Chronic Fatigue Syndrome References

  1. Murdoch, JC. Chronic Fatigue Syndrome: The patient centred clinical method – a guide for the perplexed. Australian Family Physician 2003; 32: 883-887.
  2. Chronic fatigue syndrome: Clinical practice guidelines . The Medical Journal of Australia 6 May 2002; 176 (8 Suppl): S17-S55
  3. Chronic fatigue syndrome/myalgic encephalomyelitis (or encephalopathy): Diagnosis and management of CFS/ME in adults and children. National Institute for Health and Clinical Excellence; c2007 [cited 2009 February 24]. Available from: [URL Link]
  4. Medline Plus Medical Encyclopaedia. National Institutes of Health; c1997-2009 [cited 2009 February 23]. Chronic Fatigue Syndrome; [about 3 screens]. Available from: [URL Link]

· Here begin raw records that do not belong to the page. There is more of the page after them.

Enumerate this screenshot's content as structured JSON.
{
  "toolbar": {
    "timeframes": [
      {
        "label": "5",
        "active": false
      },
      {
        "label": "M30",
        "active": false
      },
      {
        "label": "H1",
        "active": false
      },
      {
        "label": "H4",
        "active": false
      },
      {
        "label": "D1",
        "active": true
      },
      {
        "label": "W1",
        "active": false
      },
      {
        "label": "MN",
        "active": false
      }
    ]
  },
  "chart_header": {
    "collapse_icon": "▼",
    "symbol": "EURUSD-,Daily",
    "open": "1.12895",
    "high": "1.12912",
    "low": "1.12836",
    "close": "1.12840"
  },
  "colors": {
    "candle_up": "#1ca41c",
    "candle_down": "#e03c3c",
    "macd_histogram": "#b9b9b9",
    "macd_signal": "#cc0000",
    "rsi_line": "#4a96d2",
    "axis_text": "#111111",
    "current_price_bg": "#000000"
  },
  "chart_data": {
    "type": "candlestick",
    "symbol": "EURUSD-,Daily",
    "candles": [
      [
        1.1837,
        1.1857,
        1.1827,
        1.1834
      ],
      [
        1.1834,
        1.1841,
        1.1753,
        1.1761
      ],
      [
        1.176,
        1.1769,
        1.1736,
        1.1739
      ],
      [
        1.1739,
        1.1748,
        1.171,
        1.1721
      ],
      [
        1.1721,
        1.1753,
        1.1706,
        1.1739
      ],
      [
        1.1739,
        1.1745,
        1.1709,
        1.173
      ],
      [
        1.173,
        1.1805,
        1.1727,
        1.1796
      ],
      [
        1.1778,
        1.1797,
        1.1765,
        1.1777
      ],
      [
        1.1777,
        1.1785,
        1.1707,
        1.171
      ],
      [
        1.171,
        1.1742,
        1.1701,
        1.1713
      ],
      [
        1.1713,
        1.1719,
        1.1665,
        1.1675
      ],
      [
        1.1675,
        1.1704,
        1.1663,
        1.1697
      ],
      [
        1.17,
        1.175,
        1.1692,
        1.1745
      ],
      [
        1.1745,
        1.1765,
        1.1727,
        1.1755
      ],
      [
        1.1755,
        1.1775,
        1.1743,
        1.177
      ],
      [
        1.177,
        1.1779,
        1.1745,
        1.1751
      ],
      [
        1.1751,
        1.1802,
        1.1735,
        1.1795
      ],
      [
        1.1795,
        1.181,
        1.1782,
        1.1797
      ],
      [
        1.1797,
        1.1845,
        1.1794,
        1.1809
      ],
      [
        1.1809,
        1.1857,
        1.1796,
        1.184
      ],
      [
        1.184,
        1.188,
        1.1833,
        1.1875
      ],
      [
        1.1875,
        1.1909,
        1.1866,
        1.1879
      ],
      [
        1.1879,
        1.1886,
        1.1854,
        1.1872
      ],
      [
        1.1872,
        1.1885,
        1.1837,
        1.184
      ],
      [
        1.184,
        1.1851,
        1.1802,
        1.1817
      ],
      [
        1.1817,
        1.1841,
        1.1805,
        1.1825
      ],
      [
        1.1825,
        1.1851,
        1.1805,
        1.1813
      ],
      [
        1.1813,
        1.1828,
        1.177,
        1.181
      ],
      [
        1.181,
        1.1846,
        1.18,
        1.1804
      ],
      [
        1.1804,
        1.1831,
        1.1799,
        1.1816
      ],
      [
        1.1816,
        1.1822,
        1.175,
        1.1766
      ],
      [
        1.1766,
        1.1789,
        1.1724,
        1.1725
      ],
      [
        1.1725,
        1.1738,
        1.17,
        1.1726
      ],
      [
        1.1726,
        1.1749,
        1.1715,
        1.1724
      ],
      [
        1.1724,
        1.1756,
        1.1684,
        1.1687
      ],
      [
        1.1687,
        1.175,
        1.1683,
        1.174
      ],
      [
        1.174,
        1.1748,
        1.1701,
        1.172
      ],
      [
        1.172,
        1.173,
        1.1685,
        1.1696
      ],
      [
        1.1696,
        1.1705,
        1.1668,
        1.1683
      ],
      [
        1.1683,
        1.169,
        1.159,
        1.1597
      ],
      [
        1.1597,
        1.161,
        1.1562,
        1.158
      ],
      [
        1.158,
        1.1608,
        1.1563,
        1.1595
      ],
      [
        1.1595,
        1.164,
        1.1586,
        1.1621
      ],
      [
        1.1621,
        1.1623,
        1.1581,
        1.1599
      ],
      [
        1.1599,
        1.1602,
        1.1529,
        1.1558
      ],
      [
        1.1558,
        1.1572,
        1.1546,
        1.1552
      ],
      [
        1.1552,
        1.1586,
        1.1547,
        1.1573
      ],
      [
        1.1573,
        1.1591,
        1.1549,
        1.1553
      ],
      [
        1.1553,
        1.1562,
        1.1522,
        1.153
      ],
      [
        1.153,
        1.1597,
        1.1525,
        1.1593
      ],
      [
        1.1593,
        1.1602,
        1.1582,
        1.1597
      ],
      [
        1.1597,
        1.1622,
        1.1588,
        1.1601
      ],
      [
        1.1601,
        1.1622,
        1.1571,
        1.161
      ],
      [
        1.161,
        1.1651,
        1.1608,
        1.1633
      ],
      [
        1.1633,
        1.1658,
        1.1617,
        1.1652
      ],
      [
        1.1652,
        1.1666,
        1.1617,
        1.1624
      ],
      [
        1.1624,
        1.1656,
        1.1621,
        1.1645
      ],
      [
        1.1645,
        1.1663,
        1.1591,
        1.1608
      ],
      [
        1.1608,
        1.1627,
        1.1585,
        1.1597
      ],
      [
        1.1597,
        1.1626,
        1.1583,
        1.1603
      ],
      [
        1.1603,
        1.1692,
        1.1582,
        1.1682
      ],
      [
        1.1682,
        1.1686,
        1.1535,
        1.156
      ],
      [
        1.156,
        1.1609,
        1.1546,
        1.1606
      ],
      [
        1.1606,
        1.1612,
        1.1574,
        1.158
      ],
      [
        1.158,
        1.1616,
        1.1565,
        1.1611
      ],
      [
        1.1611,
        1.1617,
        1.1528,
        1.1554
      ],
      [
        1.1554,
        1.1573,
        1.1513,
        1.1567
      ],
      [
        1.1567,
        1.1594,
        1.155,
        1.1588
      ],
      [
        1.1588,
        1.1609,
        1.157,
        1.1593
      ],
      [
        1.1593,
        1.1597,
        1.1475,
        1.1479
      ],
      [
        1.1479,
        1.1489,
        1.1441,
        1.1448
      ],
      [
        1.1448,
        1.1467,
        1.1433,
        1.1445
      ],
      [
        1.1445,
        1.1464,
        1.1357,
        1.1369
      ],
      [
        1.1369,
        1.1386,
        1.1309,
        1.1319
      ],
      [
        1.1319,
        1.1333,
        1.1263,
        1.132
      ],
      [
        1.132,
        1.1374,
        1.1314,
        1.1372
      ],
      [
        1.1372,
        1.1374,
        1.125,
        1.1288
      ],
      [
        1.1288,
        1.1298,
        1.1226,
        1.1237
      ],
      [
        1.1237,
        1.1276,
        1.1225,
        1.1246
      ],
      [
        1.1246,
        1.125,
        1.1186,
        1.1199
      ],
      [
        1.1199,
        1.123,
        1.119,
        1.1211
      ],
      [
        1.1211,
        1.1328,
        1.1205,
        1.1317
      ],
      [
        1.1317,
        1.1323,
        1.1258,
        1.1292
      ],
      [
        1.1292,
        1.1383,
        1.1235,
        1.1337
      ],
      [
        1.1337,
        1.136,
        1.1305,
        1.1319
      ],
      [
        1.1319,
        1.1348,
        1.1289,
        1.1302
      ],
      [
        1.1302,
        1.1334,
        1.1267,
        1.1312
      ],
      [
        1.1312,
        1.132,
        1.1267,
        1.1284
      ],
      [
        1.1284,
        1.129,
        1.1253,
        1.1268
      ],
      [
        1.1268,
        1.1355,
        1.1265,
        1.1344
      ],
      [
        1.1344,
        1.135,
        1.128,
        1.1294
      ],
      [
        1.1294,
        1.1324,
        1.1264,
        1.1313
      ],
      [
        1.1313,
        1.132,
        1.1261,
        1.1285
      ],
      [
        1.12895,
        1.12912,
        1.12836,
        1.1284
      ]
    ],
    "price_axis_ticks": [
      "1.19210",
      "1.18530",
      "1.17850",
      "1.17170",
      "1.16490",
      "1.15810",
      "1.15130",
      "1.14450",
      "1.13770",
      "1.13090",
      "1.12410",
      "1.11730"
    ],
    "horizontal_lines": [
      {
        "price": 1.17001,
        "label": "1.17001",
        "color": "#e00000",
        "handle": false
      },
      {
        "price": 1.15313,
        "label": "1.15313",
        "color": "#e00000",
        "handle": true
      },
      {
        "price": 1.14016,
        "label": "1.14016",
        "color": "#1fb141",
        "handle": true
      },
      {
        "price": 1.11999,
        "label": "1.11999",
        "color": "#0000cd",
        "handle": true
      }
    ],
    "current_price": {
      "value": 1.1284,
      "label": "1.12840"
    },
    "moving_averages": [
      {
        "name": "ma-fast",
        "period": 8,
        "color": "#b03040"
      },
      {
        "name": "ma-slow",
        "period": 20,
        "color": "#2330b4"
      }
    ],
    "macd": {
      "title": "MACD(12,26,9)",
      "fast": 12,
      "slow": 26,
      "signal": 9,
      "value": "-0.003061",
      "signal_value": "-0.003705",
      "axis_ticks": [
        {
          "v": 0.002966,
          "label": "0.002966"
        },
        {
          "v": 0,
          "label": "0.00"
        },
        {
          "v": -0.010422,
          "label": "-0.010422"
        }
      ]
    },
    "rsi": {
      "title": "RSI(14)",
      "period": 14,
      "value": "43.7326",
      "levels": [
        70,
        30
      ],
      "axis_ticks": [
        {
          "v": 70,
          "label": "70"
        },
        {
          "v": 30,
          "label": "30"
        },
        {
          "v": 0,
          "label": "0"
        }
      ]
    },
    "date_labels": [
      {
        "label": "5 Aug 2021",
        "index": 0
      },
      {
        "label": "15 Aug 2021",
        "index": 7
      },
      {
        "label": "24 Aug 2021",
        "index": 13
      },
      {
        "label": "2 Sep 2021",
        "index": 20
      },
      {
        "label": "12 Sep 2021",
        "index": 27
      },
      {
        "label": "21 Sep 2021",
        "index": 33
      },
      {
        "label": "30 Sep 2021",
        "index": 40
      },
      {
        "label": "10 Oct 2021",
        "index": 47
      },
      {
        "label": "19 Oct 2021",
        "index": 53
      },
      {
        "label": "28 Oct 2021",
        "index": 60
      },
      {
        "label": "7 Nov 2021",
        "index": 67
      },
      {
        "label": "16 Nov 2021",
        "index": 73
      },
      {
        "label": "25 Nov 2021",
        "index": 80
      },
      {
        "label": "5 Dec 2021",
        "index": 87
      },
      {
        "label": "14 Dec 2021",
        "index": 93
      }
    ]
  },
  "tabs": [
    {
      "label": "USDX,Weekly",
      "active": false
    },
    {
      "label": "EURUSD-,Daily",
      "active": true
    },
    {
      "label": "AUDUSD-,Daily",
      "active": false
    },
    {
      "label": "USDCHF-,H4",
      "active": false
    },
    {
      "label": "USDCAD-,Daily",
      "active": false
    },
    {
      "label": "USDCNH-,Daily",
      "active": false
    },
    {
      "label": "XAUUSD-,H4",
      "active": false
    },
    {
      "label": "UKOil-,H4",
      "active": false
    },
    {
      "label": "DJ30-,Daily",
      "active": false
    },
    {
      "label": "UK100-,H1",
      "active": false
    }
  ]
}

  5. Kato K, Sullivan PF, Evengard B, Pedersen NL. Premorbid predictors of chronic fatigue. Arch Gen Psychiatry 2006 63:1267-72.
  6. Heim C, Wagner D, Maloney E, et al. Early adverse experience and risk for chronic fatigue syndrome. Arch Gen Psych 2006;63: 1258-66.
  7. Fukuda K, Straus SE, Hickie I, et al. The chronic fatigue syndrome: a comprehensive approach to its definition and study. International Chronic Fatigue Syndrome Study Group. Ann Intern Med 1994; 121: 953-959.
  8. Arnold LM, Keck PE, Welge JA. Antidepressant treatment of fibromyalgia. A meta-analysis and review. Psychosomatics 2000; 41: 104-113.
  9. Whiting P, Bagnall A-M, Sowden AJ, Cornell JE, Mulrow CD, Rameriz G. Interventions for the treatment and management of CFS. A systematic review. JAMA 2001;286:1360-8.